Musky: Good-Very good. Best in afternoons and evenings. Good numbers of fish being raised and caught. Still fairly shallow due to waiting for the bluegills to move in for spawn (I’m guessing). Small bucktails, 6 &7” twitch baits and smaller topwater baits have been best.
Northern: Good-very good. Like their larger cousins, these fish have not been as affected by the crazy weather as other species. At times, it’s been tough to get bites, but, if casting square-lipped shallow running crankbaits and double bladed spinner baits don’t produce, return with a jig and chub combo.
Crappies: Good. Best if you can find deep wood (12-160) to float small minnows on ½ crawlers to fish suspending 3-5’ off the bottom. On lakes with good stands of northern milfoil, fish over weed tops with Gapen Freshwater Shrimp or Charlie Bees. Nice fish of 10-12” with a few 13-14”ers being caught.

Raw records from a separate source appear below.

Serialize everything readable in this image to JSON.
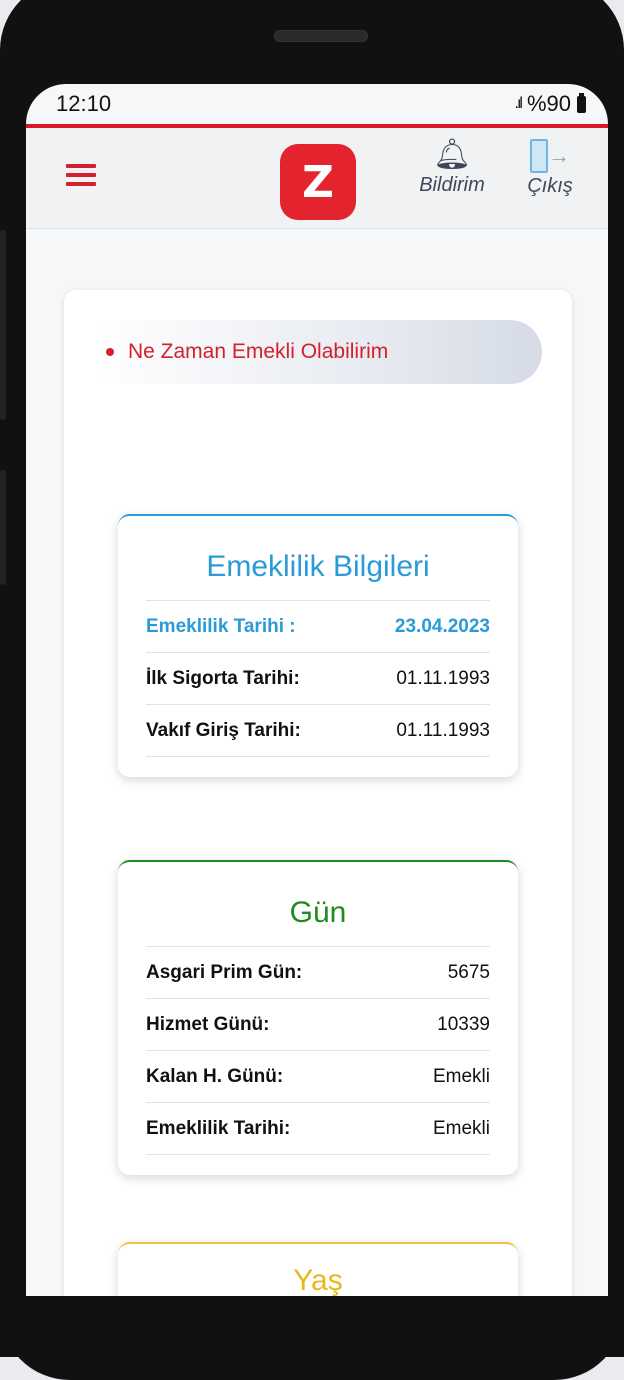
{
  "status_bar": {
    "time": "12:10",
    "signal": ".ıl",
    "battery": "%90"
  },
  "app_bar": {
    "logo_text": "Z",
    "bildirim_label": "Bildirim",
    "cikis_label": "Çıkış"
  },
  "tab": {
    "label": "Ne Zaman Emekli Olabilirim"
  },
  "emeklilik_card": {
    "title": "Emeklilik Bilgileri",
    "rows": [
      {
        "label": "Emeklilik Tarihi :",
        "value": "23.04.2023"
      },
      {
        "label": "İlk Sigorta Tarihi:",
        "value": "01.11.1993"
      },
      {
        "label": "Vakıf Giriş Tarihi:",
        "value": "01.11.1993"
      }
    ]
  },
  "gun_card": {
    "title": "Gün",
    "rows": [
      {
        "label": "Asgari Prim Gün:",
        "value": "5675"
      },
      {
        "label": "Hizmet Günü:",
        "value": "10339"
      },
      {
        "label": "Kalan H. Günü:",
        "value": "Emekli"
      },
      {
        "label": "Emeklilik Tarihi:",
        "value": "Emekli"
      }
    ]
  },
  "yas_card": {
    "title": "Yaş"
  },
  "colors": {
    "brand_red": "#d3202c",
    "blue": "#2b9ad8",
    "green": "#1e8b1e",
    "yellow": "#e9b91c"
  }
}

Walleyes: Fair-Good. Weather and scattered mayfly hatches are making this species tough to nail down. On lakes with hatches, target mud flats using ½ crawlers on 1/8 oz jigs in depths of 14-30’. Weed fish (pre or post hatches) have been giving up fish on chubs or leeches.
Smallmouth: Fair-Good. Target 12-14’ rocky breaks either banging the rocky bottoms with crank baits in crawfish patterns or by working jig and worm or plastic crawls along the same areas.
Largemouth Bass: Fair-Good. On many lakes, spawning has not fully started due to lake temps not breaking into the 70’s. Weeds of 12’ and less have been holding staging fish willing to hit jigs and grubs as well as jig and creature baits. Casting wacky worms into pockets in weed flats also working.
Perch: Fair-Good. Wood in depths of 12-16’ holding perch that are feeding heavily on small crayfish. Use ½ crawler on 1/8 oz jigs or below slip-floats can’t be beat. Thunderbugs are like pizza to a teenager for this species.
Bluegills: Fair-Good. This species should be at the top of the list, but, waters need to crest the 70 degree mark to see better spawning activity. Small leeches, thunderbugs and tiny jigs tipped with waxies. Fly anglers have done well with nymphs, but, not enough warm, flat afternoon and evenings for popper fishing.
All we can do is hope for a warmer July to stabilize things here in the Lakeland area. While fishing has not been as easy as would all like – it’s still fishing and it hasn’t been all that bad.